Aus Gründen der knappen Zeit wollte ich Orleans auf der anderen Seite der Loire eigentlich rechts liegen lassen, ich kann ja doch nicht alles Sehenswerte am Weg sehen. Im südlichen Vorort versuche ich nach einer Kaffeepause wieder einmal, die guten 1:200.000er Karten zu bekommen, aber die Buchhändlerin sagt mir, dass ich die nur im Stadtzentrum bekommen könnte. Und so fahre ich doch über die Brücke und besuche zuerst die Kathedrale. Meinen Tagesstempel bekomme ich am Schriftenstand, wo man mir die herzlichsten Wünsche für den weiteren Weg mitgibt.

Und ich bekomme endlich meine ersehnten Karten, ab jetzt wird die Streckenplanung einfacher!

Zurück am Südufer der Loire gerate ich unversehens auf einen leidlich befahrbaren Wanderweg.
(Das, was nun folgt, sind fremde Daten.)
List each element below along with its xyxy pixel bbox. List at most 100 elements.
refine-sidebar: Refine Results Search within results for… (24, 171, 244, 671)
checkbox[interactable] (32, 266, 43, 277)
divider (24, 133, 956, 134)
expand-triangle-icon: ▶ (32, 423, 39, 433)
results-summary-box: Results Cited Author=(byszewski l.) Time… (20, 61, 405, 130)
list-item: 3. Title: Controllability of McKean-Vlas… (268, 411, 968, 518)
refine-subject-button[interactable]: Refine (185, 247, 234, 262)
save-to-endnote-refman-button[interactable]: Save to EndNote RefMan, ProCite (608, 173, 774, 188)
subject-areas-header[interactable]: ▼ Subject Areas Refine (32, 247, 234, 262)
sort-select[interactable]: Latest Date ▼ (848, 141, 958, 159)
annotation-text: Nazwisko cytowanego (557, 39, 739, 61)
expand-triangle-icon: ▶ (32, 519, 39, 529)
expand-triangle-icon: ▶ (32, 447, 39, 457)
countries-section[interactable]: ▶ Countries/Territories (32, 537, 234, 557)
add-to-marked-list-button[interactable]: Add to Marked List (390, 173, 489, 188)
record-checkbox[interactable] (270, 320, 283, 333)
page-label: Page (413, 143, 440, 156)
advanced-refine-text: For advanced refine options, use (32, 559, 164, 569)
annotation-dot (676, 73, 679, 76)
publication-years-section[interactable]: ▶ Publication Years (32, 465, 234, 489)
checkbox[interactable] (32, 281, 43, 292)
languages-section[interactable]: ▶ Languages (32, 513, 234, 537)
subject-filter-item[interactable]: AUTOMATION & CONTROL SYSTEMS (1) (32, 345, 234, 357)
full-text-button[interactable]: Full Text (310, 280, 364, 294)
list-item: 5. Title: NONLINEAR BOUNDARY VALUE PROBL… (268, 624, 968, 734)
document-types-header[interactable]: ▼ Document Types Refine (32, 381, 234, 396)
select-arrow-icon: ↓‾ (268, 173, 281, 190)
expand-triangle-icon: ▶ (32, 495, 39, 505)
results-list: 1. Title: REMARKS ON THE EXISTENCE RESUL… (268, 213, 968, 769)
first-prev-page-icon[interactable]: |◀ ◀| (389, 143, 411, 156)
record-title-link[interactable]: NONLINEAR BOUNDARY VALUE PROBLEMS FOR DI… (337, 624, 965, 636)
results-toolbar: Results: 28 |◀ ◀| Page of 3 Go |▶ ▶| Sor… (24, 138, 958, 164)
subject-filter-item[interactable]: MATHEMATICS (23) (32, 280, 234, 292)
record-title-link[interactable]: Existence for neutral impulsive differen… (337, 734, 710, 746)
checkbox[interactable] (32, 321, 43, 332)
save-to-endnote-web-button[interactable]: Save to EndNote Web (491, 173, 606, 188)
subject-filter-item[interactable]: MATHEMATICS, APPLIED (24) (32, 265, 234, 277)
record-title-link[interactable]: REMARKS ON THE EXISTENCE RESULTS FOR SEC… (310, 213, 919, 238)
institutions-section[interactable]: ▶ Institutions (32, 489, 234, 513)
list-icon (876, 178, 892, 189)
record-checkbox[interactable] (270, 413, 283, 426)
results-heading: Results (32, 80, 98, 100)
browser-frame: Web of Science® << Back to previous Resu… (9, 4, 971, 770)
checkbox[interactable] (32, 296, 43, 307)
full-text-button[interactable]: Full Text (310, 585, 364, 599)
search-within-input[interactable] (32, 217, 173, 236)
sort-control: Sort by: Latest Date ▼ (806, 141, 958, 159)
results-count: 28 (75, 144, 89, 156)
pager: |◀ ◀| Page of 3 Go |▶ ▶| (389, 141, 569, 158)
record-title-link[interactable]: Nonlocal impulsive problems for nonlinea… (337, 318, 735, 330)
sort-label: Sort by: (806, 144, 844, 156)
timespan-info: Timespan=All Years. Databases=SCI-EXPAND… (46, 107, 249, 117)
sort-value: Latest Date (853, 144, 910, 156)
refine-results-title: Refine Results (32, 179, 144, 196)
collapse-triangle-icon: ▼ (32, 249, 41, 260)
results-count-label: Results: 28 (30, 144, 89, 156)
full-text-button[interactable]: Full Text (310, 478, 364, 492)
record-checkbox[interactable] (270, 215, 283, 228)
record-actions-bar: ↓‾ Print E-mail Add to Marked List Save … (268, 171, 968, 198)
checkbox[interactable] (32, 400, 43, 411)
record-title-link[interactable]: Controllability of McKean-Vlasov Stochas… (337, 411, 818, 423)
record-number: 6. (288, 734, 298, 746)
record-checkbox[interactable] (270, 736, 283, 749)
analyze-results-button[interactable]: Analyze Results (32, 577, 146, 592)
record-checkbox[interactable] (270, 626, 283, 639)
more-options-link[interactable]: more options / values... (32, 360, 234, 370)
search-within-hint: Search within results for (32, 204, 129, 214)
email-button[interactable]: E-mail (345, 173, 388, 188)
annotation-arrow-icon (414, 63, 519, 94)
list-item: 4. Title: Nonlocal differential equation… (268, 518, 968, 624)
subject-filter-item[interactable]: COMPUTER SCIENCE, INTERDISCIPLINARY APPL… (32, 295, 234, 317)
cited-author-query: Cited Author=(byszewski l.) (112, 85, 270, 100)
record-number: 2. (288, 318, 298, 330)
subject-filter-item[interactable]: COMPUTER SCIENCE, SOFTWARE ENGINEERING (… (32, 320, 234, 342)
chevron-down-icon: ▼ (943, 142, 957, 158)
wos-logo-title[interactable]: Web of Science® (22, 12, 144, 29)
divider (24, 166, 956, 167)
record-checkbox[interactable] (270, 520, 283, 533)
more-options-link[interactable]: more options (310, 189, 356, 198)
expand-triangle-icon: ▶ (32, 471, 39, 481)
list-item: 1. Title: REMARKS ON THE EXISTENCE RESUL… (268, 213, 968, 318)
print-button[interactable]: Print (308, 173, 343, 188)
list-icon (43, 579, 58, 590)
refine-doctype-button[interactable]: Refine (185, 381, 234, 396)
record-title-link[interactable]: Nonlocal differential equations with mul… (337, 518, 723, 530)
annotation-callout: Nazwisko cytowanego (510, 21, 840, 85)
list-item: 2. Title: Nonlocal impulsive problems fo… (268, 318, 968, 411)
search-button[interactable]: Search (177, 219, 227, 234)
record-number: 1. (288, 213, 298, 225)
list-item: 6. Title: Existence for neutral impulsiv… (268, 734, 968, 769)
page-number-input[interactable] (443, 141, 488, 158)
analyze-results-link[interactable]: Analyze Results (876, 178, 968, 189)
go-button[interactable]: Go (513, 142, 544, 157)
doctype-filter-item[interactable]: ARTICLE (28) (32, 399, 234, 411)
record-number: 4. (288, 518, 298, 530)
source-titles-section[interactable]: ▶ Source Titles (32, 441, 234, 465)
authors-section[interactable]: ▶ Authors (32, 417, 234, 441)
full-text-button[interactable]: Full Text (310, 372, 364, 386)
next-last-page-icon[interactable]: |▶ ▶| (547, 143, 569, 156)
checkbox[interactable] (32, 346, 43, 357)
Ich hatte einen solchen auf der Karte ausgemacht und er erschien mir geeignet, ein Stück Straße zu vermeiden. Der Weg ist recht holprig, mit Sandlöchern und vielen spitzen Steinen und Wurzeln, ich muss oft zentimetergenau fahren, um mir die Reifen nicht zu ruinieren. Aber die Landschaft ist himmlisch, direkt an der Loire geht es durch den Wald, mit einer Vielzahl schöner Ausblicke. Der Weg endet auf einer Landzunge an der Mündung des Loiret. Hier geht es nicht mehr weiter, keine Brücke, keine Furt. Das war wohl doch nicht der Weg, den ich im Kopf hatte, und ein genauerer Blick in die Karte zeigt, dass dieser wirklich erst ein paar Kilometer später begonnen hätte. Also umkehren! Es war trotzdem kein (Zeit-)Verlust, sondern wegen der Schönheit ein Gewinn. (Den Anfang des ursprünglich von mir gemeinten Wegs sollte ich dann später gar nicht finden.)
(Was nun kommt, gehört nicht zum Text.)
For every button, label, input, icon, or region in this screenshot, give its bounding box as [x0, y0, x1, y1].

In Meung/Loire wechsele ich wieder auf die Nordseite der Loire, um auf dem dortigen städtischen Campingplatz mein Zelt aufzuschlagen. Aber der Platz gefällt mir gar nicht, liegt direkt an der Einfallstraße, ist nicht eingezäunt, ohne Parzellierung und von der Brücke hundertprozentig einzusehen. Ich fahre deshalb noch weiter bis Beaugency, wo ich in einem kleinen (sternlosen) Hotel absteige.